What Hallucination Meaning, Applications & Example
When AI models generate false or unsupported information.
What is Hallucination?
Hallucination in AI refers to a situation where a model generates outputs or predictions that are incorrect, nonsensical, or ungrounded in the input data. This often occurs in natural language processing or image generation models, where the model creates responses that may sound plausible but are not factually accurate.
Types of Hallucination
- Textual Hallucination: When language models generate text that is factually incorrect or irrelevant to the query.
- Visual Hallucination: When generative models create images that are distorted or feature nonexistent elements.
- Factual Hallucination: Occurs when a model invents information, such as producing a made-up name or event as part of a response.
Applications of Hallucination
- Chatbots: Hallucination in chatbots can result in misleading or fabricated responses, reducing user trust.

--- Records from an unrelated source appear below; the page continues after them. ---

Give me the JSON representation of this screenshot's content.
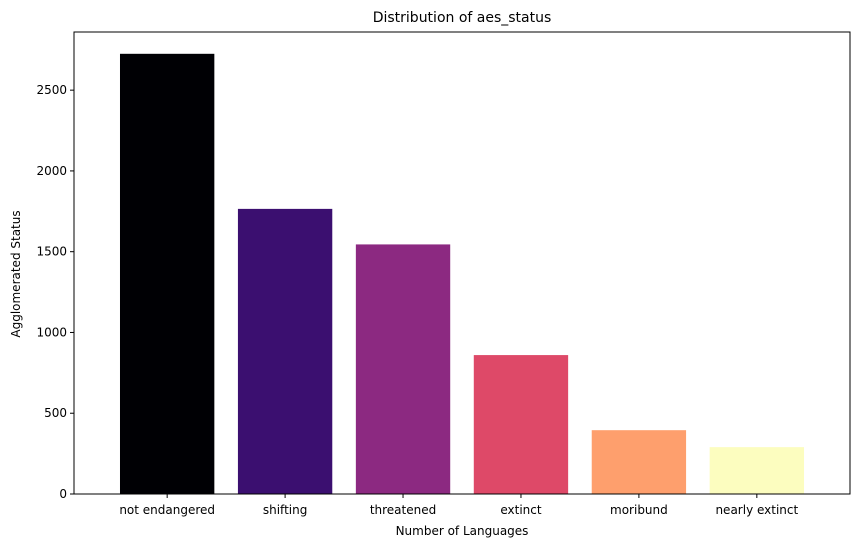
{
  "chart_data": {
    "type": "bar",
    "title": "Distribution of aes_status",
    "xlabel": "Number of Languages",
    "ylabel": "Agglomerated Status",
    "categories": [
      "not endangered",
      "shifting",
      "threatened",
      "extinct",
      "moribund",
      "nearly extinct"
    ],
    "values": [
      2725,
      1765,
      1545,
      860,
      395,
      290
    ],
    "colors": [
      "#000004",
      "#3b0f70",
      "#8c2981",
      "#de4968",
      "#fe9f6d",
      "#fcfdbf"
    ],
    "ylim": [
      0,
      2860
    ],
    "yticks": [
      0,
      500,
      1000,
      1500,
      2000,
      2500
    ],
    "grid": false,
    "legend": "none"
  }
}
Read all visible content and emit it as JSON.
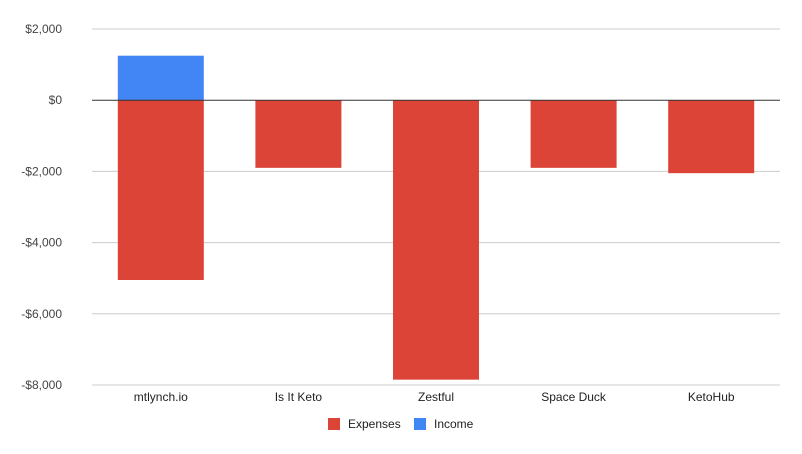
{
  "chart_data": {
    "type": "bar",
    "stacked": true,
    "categories": [
      "mtlynch.io",
      "Is It Keto",
      "Zestful",
      "Space Duck",
      "KetoHub"
    ],
    "series": [
      {
        "name": "Expenses",
        "color": "#db4437",
        "values": [
          -5050,
          -1900,
          -7850,
          -1900,
          -2050
        ]
      },
      {
        "name": "Income",
        "color": "#4285f4",
        "values": [
          1250,
          0,
          0,
          0,
          0
        ]
      }
    ],
    "ylim": [
      -8000,
      2000
    ],
    "yticks": [
      2000,
      0,
      -2000,
      -4000,
      -6000,
      -8000
    ],
    "ytick_labels": [
      "$2,000",
      "$0",
      "-$2,000",
      "-$4,000",
      "-$6,000",
      "-$8,000"
    ],
    "grid": true,
    "legend": "bottom",
    "title": "",
    "xlabel": "",
    "ylabel": ""
  }
}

- Text Generation: In AI-written articles, hallucination may result in invented facts or inaccurate details.
- Image Generation: Hallucinations in generative adversarial networks (GANs) may produce unrealistic or inconsistent images.
Example of Hallucination
In a text generation task, a model may incorrectly state that “Albert Einstein invented the telephone,” even though the historical truth is that Alexander Graham Bell is credited with this invention. This incorrect generation is an example of hallucination in AI.